If you have only IRA money to invest, that leaves you in the lurch. (Sorry … IRAs aren’t allowed to invest directly in gold.) You can, however, put your IRA money into streetTRACKS Gold Shares (GLD), an Exchange-Traded Fund (ETF) which holds gold and whose shares reflect the price of gold.

I’m not sold on gold mining stocks, though. Too often, they don’t follow gold prices as they move up … or at least they don’t follow them all the way up. And too often, when gold prices fall, gold stocks fall further.

And remember, you’re investing in the company, not in the yellow metal itself.

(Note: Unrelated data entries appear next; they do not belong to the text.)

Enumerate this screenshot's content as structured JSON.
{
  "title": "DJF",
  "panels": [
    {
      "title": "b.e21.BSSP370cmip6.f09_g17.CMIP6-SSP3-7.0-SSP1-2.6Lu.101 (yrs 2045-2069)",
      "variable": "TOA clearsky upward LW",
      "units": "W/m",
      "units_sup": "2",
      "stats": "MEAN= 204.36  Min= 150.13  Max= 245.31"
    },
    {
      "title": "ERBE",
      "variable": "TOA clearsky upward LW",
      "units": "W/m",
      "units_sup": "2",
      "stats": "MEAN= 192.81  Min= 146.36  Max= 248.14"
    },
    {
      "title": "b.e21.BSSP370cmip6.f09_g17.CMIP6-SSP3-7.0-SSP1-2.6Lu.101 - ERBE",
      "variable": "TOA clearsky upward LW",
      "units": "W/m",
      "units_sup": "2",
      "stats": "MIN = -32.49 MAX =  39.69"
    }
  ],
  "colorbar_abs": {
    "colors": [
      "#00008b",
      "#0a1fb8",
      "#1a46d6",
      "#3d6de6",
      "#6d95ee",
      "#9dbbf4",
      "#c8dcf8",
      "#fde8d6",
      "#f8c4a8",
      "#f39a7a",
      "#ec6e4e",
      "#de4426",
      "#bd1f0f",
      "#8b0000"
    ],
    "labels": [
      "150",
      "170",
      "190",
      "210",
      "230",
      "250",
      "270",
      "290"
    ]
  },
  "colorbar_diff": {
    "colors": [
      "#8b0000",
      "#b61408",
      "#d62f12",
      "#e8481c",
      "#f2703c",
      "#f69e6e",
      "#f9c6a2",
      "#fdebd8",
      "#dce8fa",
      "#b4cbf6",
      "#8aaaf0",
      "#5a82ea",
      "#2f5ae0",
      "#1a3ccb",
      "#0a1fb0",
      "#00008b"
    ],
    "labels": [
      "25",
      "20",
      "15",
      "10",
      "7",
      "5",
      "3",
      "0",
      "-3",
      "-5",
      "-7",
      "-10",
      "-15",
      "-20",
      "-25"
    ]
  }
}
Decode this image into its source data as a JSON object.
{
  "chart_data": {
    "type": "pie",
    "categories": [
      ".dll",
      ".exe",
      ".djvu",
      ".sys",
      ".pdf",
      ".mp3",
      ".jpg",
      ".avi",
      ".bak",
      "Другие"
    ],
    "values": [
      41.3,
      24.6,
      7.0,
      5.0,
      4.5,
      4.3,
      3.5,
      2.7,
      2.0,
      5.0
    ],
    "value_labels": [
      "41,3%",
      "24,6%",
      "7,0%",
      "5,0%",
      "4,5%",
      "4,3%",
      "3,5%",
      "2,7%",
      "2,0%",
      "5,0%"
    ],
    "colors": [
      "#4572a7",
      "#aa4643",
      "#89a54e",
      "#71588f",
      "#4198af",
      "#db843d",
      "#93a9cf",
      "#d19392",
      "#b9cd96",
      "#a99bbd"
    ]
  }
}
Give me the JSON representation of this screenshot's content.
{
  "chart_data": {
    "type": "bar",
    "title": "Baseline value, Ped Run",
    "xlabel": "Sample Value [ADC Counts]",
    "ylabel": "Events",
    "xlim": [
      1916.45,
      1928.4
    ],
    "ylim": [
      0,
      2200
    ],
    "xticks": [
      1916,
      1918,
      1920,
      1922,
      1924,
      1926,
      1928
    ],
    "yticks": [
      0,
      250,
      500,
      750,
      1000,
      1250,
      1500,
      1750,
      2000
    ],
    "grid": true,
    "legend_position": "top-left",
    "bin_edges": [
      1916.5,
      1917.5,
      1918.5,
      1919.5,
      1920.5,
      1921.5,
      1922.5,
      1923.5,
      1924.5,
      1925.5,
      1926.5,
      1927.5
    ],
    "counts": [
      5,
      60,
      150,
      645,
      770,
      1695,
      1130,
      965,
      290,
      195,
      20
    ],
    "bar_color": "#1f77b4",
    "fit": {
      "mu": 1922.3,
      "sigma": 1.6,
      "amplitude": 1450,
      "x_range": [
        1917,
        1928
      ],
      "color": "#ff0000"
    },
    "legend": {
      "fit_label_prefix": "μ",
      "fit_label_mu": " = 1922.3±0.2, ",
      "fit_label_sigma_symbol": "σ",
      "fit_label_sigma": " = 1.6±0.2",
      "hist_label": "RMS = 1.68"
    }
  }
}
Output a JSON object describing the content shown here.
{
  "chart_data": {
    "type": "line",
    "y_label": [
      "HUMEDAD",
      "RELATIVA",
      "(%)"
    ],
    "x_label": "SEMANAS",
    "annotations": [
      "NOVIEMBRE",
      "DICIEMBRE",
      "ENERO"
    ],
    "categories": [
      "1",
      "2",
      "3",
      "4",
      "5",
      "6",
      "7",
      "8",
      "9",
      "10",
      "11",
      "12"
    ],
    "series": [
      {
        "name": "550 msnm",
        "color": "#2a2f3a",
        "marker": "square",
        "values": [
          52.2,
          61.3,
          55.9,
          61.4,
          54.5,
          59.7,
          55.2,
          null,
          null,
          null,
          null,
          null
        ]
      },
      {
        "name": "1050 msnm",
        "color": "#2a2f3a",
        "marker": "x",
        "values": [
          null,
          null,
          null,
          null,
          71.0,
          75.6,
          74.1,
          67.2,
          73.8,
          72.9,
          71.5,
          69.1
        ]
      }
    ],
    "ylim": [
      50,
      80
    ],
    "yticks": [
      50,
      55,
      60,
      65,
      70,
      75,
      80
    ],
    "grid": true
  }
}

Take, for example, Hecla Mining, a perfectly respectable mining company of gold and other precious metals. It suffered a strike at its Mexico operations recently, pushing down its stock price 16% from the first quarter of this year. As an investor in this company, you’d have a hard time trying to predict strikes, never mind more mundane things like increases in mining costs (another problem that is currently afflicting Hecla).

How much to invest in gold? Follow my overall investing strategy and don’t invest more than 4% of your net investment worth. And if you see gold decline by 20% or more, get out immediately. Do this and you will only put at risk 1% of your investing money.

As you grow more familiar with gold investing, you may want to put a bigger portion of your money into gold. It’s always better to start out slowly. And safely. After all, that’s the whole point of investing in gold.

Andrew Gordon

Andrew Gordon is a former editorial contributor for Early To Rise Investor’s Edition. He has 20 years of experience working in infrastructure and environmental projects around the world. When he wasn’t traveling, he taught marketing and finance courses at the state university of Maryland. Mr. Gordon has authored several books for McGraw Hill and other publishing companies on energy markets, global countertrade practices and the hot growth sectors of China and Russia. He is also a top-rated speaker at financial conferences.